At the other end of the table, Cracraft, Boutin and Danforth dueled over healthcare. While none fancied Obamacare, Cracraft's advocacy of a single-payer system drew a sharp but polite reminder from Boutin that every program run by the federal government — Social Security, Medicare, Medicaid and the Post Office — was bankrupt.

Much of the political conversation along the table mirrored the seemingly irreconcilable differences so forcefully expressed in their correspondence. Yet Boutin suggested dispensing with the labels of Republican and Democrat, simply branding all elected officials "politicians," and driving them to the center of the spectrum. "Most people consider themselves moderates," he noted, "but in politics the moderates have been vaporized."

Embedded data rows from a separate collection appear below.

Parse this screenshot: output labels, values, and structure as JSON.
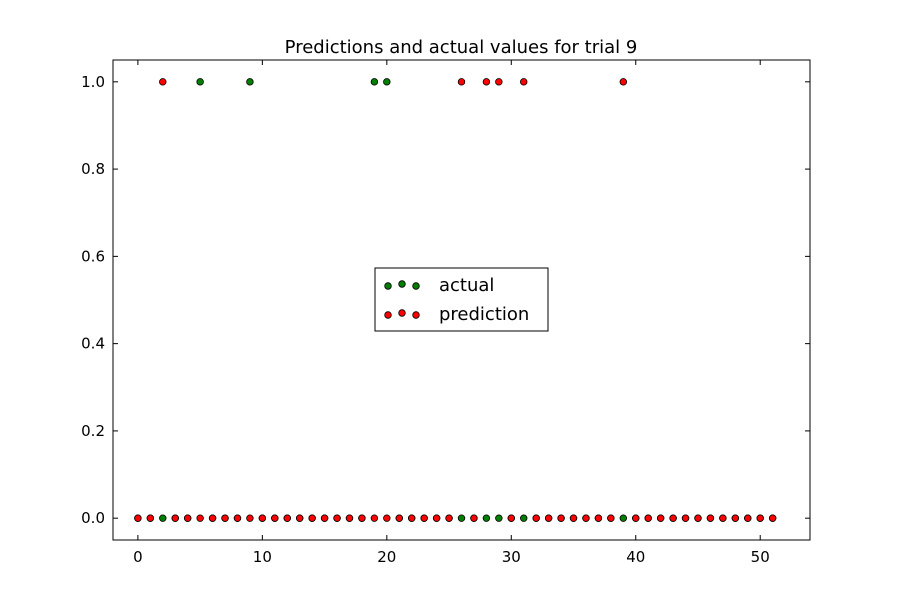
{
  "chart_data": {
    "type": "scatter",
    "title": "Predictions and actual values for trial 9",
    "xlabel": "",
    "ylabel": "",
    "xlim": [
      -2,
      54
    ],
    "ylim": [
      -0.05,
      1.05
    ],
    "xticks": [
      0,
      10,
      20,
      30,
      40,
      50
    ],
    "xtick_labels": [
      "0",
      "10",
      "20",
      "30",
      "40",
      "50"
    ],
    "yticks": [
      0.0,
      0.2,
      0.4,
      0.6,
      0.8,
      1.0
    ],
    "ytick_labels": [
      "0.0",
      "0.2",
      "0.4",
      "0.6",
      "0.8",
      "1.0"
    ],
    "grid": false,
    "legend_position": "center",
    "series": [
      {
        "name": "actual",
        "color": "#007f00",
        "x": [
          0,
          1,
          2,
          3,
          4,
          5,
          6,
          7,
          8,
          9,
          10,
          11,
          12,
          13,
          14,
          15,
          16,
          17,
          18,
          19,
          20,
          21,
          22,
          23,
          24,
          25,
          26,
          27,
          28,
          29,
          30,
          31,
          32,
          33,
          34,
          35,
          36,
          37,
          38,
          39,
          40,
          41,
          42,
          43,
          44,
          45,
          46,
          47,
          48,
          49,
          50,
          51
        ],
        "y": [
          0,
          0,
          0,
          0,
          0,
          1,
          0,
          0,
          0,
          1,
          0,
          0,
          0,
          0,
          0,
          0,
          0,
          0,
          0,
          1,
          1,
          0,
          0,
          0,
          0,
          0,
          0,
          0,
          0,
          0,
          0,
          0,
          0,
          0,
          0,
          0,
          0,
          0,
          0,
          0,
          0,
          0,
          0,
          0,
          0,
          0,
          0,
          0,
          0,
          0,
          0,
          0
        ]
      },
      {
        "name": "prediction",
        "color": "#ff0000",
        "x": [
          0,
          1,
          2,
          3,
          4,
          5,
          6,
          7,
          8,
          9,
          10,
          11,
          12,
          13,
          14,
          15,
          16,
          17,
          18,
          19,
          20,
          21,
          22,
          23,
          24,
          25,
          26,
          27,
          29,
          30,
          31,
          32,
          33,
          34,
          35,
          36,
          37,
          38,
          39,
          40,
          41,
          42,
          43,
          44,
          45,
          46,
          47,
          48,
          49,
          50,
          51,
          28
        ],
        "y": [
          0,
          0,
          1,
          0,
          0,
          0,
          0,
          0,
          0,
          0,
          0,
          0,
          0,
          0,
          0,
          0,
          0,
          0,
          0,
          0,
          0,
          0,
          0,
          0,
          0,
          0,
          1,
          0,
          1,
          0,
          1,
          0,
          0,
          0,
          0,
          0,
          0,
          0,
          1,
          0,
          0,
          0,
          0,
          0,
          0,
          0,
          0,
          0,
          0,
          0,
          0,
          1
        ]
      }
    ]
  }
}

Although there was little moderation and even less agreement around the table, there was a great deal of good natured camaraderie. Politically, the only common ground was a shared passion for controversy as opinions were expressed, but not tempered. But, curiously, the rancorous and acrimonious tone that tinges so much of their letters was missing from the conversation, which was not merely civil, but good-natured and good-humored. More than one said, "Let's do this again" and all exchanged names, addresses and phone numbers.

"She called us gentlemen," someone said, as if surprised, when the waitress brought the checks. And she was right.